Puis, murmurant des prières, les yeux fixés sur la mer, son fanal à la main, le vieux serviteur descendit vers la falaise et se joignit aux groupes de marins que la tempête avait rassemblés.

— On prétend que la petite Marguerite ne peut survivre à la chute qu’elle a faite tantôt, dit un pêcheur, au moment où Jacques arrivait.

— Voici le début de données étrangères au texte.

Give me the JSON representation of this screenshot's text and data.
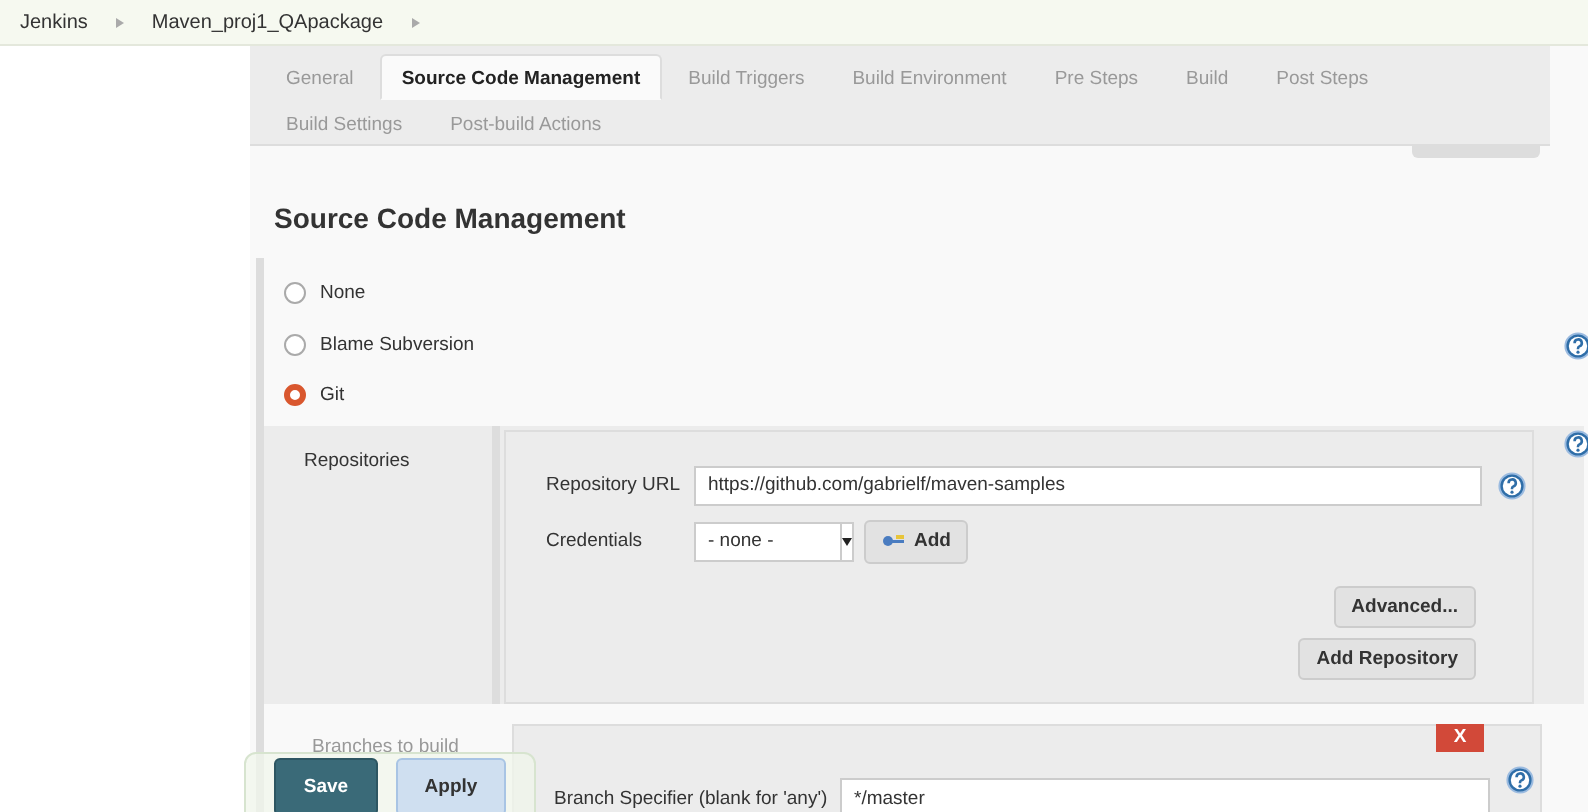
{
  "breadcrumbs": [
    {
      "label": "Jenkins"
    },
    {
      "label": "Maven_proj1_QApackage"
    }
  ],
  "tabs": [
    {
      "label": "General",
      "selected": false
    },
    {
      "label": "Source Code Management",
      "selected": true
    },
    {
      "label": "Build Triggers",
      "selected": false
    },
    {
      "label": "Build Environment",
      "selected": false
    },
    {
      "label": "Pre Steps",
      "selected": false
    },
    {
      "label": "Build",
      "selected": false
    },
    {
      "label": "Post Steps",
      "selected": false
    },
    {
      "label": "Build Settings",
      "selected": false
    },
    {
      "label": "Post-build Actions",
      "selected": false
    }
  ],
  "section_title": "Source Code Management",
  "scm_options": [
    {
      "label": "None",
      "selected": false
    },
    {
      "label": "Blame Subversion",
      "selected": false
    },
    {
      "label": "Git",
      "selected": true
    }
  ],
  "repositories": {
    "label": "Repositories",
    "url_label": "Repository URL",
    "url": "https://github.com/gabrielf/maven-samples",
    "credentials_label": "Credentials",
    "credentials": "- none -",
    "add_button": "Add",
    "advanced_button": "Advanced...",
    "add_repository_button": "Add Repository"
  },
  "branches": {
    "label": "Branches to build",
    "remove_button": "X",
    "specifier_label": "Branch Specifier (blank for 'any')",
    "specifier": "*/master"
  },
  "actions": {
    "save": "Save",
    "apply": "Apply"
  }
}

— Le bon Dieu la sauvera, répondit-il.

— Tant mieux, dit un autre, elle est si bonne, si jolie…

— Ciel ! regardez, matelots, quel éclair !

— Mon Dieu ! j’ai aperçu la mâture du bâtiment ; m’est avis qu’il chasse à la côte, sur la pointe d’Enfer.

— C’est vrai, voilà un autre éclair. Voyez, et pas un signal sur ces brisants !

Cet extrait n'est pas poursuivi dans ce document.